Özcan Deniz (ve Murat) Halfeti’ye dönerken Fırat Nehri üzerinde ‘anacığımı göreyim’ derken, konağın şoförü Rıza’nın elini babacan babacan sıkarken, orada bıraktığı zavallı kadıncağızın kahvesini bile içmeden oyalı yatak örtüsü üzerinde derin derin dalarken, ‘topraklarından’ bahsederken bir arzu nesnesine dönüşüyor. İstanbullu romantik prens, Halfetili yağız delikanlıyla buluştuğunda Özcan Deniz’in iksiri etkisini göstermeye başlıyor.
ŞİMDİ SOYUN GYM ADAM
Ama bu eski formül yeni Türkiye kadını için artık işlemez. Onların ‘gym adam’ları var artık. Bu kaslı yaratıklar, dünyadaki her şeyden çok kendisini seven, kendisini sevenden ölesiye korkan, ne amaca hizmet ettiğini kendilerinin de bilmediği bencil bir varoluş içinde, protein shake içen garip bir tür.
Antep’le filan işi olmayan diğer kadınların ‘Uff Adonis’ coşkusuna servis edilen Biscolata erkekleri, memeleriyle var olan diğer tüm şöhretliler gibi memeleri görünmeden pek anlamlı değil. ATV’nin yeni dizisinde korkunç bir dublajla oynayan Carlos Martin (Carlos Yılmaz) de birkaç tıraş ve giyinme/soyunma sahnesi arasında tahammülü zorlayacak derecede boş konuşan (konuşturulan) bir gym adam.

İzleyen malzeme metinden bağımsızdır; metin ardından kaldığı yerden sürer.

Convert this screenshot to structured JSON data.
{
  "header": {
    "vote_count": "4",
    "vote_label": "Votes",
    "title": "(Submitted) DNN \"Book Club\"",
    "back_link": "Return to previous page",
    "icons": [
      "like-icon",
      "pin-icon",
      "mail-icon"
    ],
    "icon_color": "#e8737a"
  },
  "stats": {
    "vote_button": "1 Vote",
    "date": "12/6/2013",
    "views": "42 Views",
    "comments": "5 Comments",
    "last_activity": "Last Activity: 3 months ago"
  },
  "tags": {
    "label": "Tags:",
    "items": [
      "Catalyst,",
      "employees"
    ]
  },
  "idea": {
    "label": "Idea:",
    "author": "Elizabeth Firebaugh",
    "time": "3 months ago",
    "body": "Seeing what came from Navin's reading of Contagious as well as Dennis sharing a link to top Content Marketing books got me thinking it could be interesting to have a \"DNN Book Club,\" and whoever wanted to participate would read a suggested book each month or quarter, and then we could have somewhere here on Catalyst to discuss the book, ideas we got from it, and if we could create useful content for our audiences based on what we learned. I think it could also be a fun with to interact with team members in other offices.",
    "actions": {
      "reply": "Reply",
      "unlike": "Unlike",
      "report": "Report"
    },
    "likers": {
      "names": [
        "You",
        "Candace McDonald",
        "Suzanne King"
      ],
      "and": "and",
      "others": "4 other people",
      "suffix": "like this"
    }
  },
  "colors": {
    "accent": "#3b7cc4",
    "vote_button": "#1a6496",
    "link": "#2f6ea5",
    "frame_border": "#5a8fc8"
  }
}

Hayatındaki kadınları namusuna yazan Özcan Deniz’den fersah fersah ötede bir ruh hali içinde bu Carlos. Tabii ki “Abicim nedir bu kadınların evlilik merakı. Elini verince el ense çekip kündeye getiriyorlar, sonra da hayat enerjini emiyorlar!” gibi berbat klişelerle konuşuyor. Önceki geceden evinde kalan, kapının önüne koyması gereken bir çöp muamelesi yaptığı gerzek kızın “Sana yemek yapayım, çamaşırlarını yıkıyayım, iki su pas pas atayım” gibi domestik saldırılarında tir tir titriyor.
Vespa’sıyla Madrid sokaklarında bir özgür ruh gibi çapkın sırıtışıyla dolaşıyor, fotoğraf çekiyor, mütemadiyen gömleğinin düğmelerini açıp kapıyor.
Carlos, kahvaltıda yulaf gevreği yiyip Paris Moda Haftası’nı takip eden ya da kahvaltıda beyaz peynir zeytin yerken yulaf gevreği yiyip Paris Moda Haftası’nı takip edenlerden olmayı hayal eden kızların idolü.
Yağmurdan Kaçarken ise o kadar kötü ki, Carlos Yılmaz’ın iki giyinip soyunmasını bekleyecek kadar deli hayranları bile aynı gün yayımlanan Karagül’e zaplayabilir.